Démocratisation de la détection de cancers ou gadget pour hypocondriaques ? Dans un article paru ce mardi 17 janvier dans Nature Communications, ces scientifiques ont développé un microscope qui s’appuierait sur le capteur photo d’un smartphone pour réaliser des séquençages d’ADN.
Ce dispositif serait en effet capable de détecter les produits fluorescents des réactions de séquençage de l’ADN dans les cellules et les tissus. Il ne serait plus nécessaire de se rendre dans un laboratoire. Un médecin pourrait brancher ce microscope à son téléphone pour effectuer par exemple une analyse moléculaire sur une tumeur.
Un progrès majeur pour repérer à temps, et à moindre coût, un cancer ou une maladie infectieuse. Présente dans chaque cellule vivante, l’acide désoxyribonucléique (ADN) rassemble toute l’information permettant à l’organisme qui la contient de se développer et de se gérer. Le séquençage permet en effet de comprendre et de poser un diagnostic, mais également d’identifier des mutations génétiques. Il permet d’identifier une mutation ou un gène impliqué dans une maladie, mais également d’évaluer les prédispositions génétiques d’une personne pour certaines maladies ou d’en savoir plus sur sa « généalogie génétique ».
Pour relever ce défi, les chercheurs américains et suédois se sont appuyés sur l’impression 3D pour concevoir leur dispositif. Il est équipé de deux diodes laser pour l’imagerie par fluorescence et d’une diode électroluminescente blanche pour l’imagerie de transmission. Des essais concluants ont été réalisés sur des lignées cellulaires de cancer du côlon et sur des échantillons de tumeurs humaines. Le traitement des images a été géré par un algorithme d’apprentissage automatique.

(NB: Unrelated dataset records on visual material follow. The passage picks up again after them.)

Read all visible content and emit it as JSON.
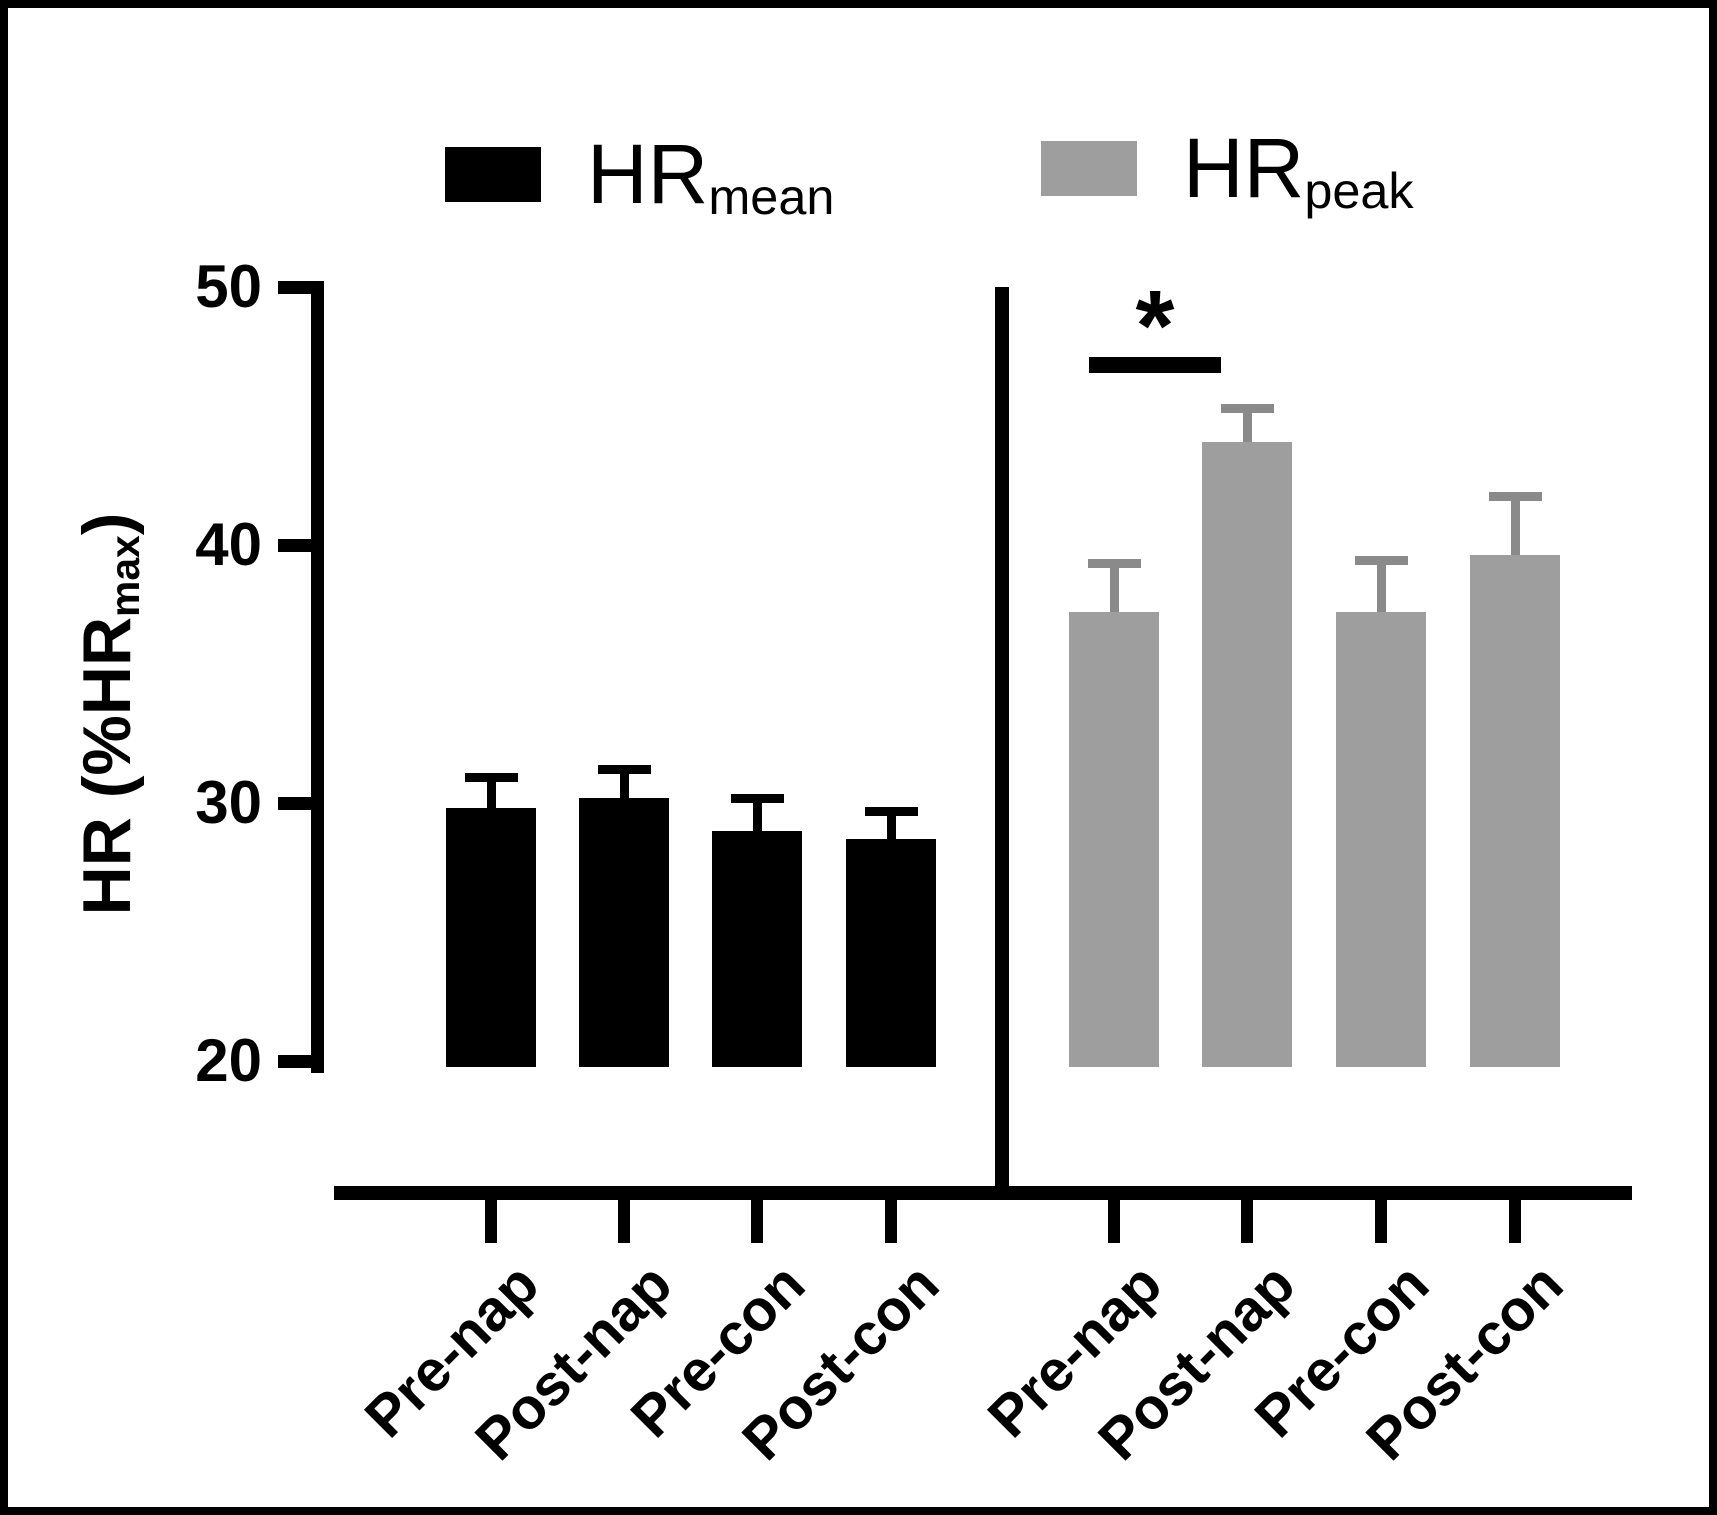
{
  "chart_data": {
    "type": "bar",
    "title": "",
    "ylabel": {
      "pre": "HR (%HR",
      "sub": "max",
      "post": ")"
    },
    "y_axis": {
      "min": 20,
      "max": 50,
      "ticks": [
        50,
        40,
        30,
        20
      ]
    },
    "grid": "off",
    "legend_position": "top",
    "categories": [
      "Pre-nap",
      "Post-nap",
      "Pre-con",
      "Post-con"
    ],
    "series": [
      {
        "name_main": "HR",
        "name_sub": "mean",
        "color": "#000000",
        "error_color": "#000000",
        "values": [
          29.8,
          30.2,
          28.9,
          28.6
        ],
        "errors": [
          1.2,
          1.1,
          1.3,
          1.1
        ]
      },
      {
        "name_main": "HR",
        "name_sub": "peak",
        "color": "#9e9e9e",
        "error_color": "#8a8a8a",
        "values": [
          37.4,
          44.0,
          37.4,
          39.6
        ],
        "errors": [
          1.9,
          1.3,
          2.0,
          2.3
        ]
      }
    ],
    "significance": {
      "label": "*",
      "series": "HRpeak",
      "between": [
        "Pre-nap",
        "Post-nap"
      ]
    }
  }
}
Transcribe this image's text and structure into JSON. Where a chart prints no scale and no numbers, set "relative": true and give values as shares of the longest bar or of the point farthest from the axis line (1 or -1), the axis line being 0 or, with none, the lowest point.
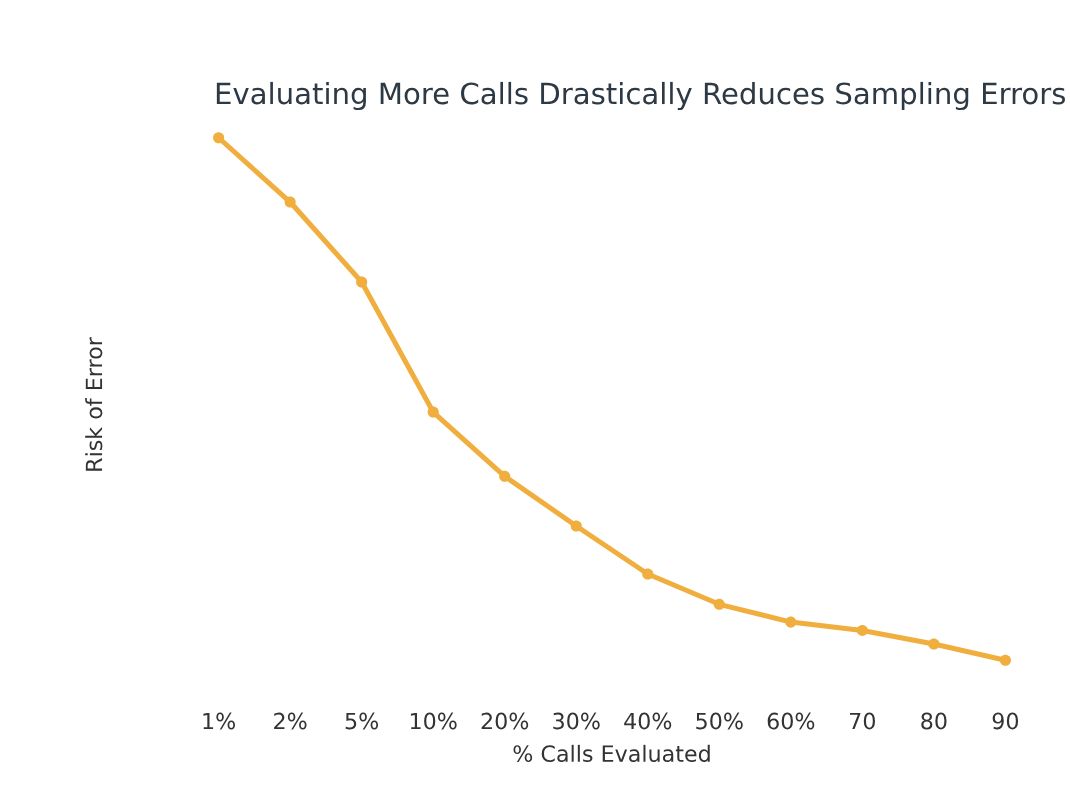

Les Français ne sont pas en reste. Patrick Merel, un biologiste moléculaire qui a fait toutes ses études à Bordeaux, propose une application qui permettrait à chacun de transporter son génome sur son smartphone, de suivre l’évolution des connaissances relatives à son état patrimoine génétique. Une mention « cancer du sein » accompagnée d’une icône rouge soulignera par exemple une prédisposition à cette maladie, tandis qu’une icône verte indiquera l’absence de risque.
Avec deux autres biologistes et une chercheuse en bio-informatique du CNRS au Labri, il a conçu un projet qui en surprend plus d’un : faire entrer ce fichier de 3 Go – notre génome humain – dans un téléphone portable. En ayant toujours avec soi son code génétique, nous pourrions le faire analyser à tout moment par un spécialiste. Une activité en pleine croissance. Moyennant quelques centaines de dollars, des firmes, essentiellement américaines, proposent déjà aux particuliers de séquencer les données contenues dans leur ADN. Un labo décrypte l’ADN, et en quelques clics, le curieux a accès à certaines informations de son ADN via un site sécurisé et peut savoir, par exemple, s’il est porteur de gènes favorisant tel ou tel cancer.
N’ayant pas obtenu de financement en France (le séquençage du génome demeure strictement encadré), Patrick Merel s’est rendu aux États-Unis pour créer la société Portable Genomics. Début janvier, Apple le contactait… Un premier pas vers la génomique portable ? « Ne va-t-on pas inquiéter inutilement des personnes qui ne vont pas forcément déclarer ces maladies ? », s’inquiète au contraire Patrick Gaudray, membre du Conseil consultatif national d’éthique (CCNE) et directeur de recherche au CNRS.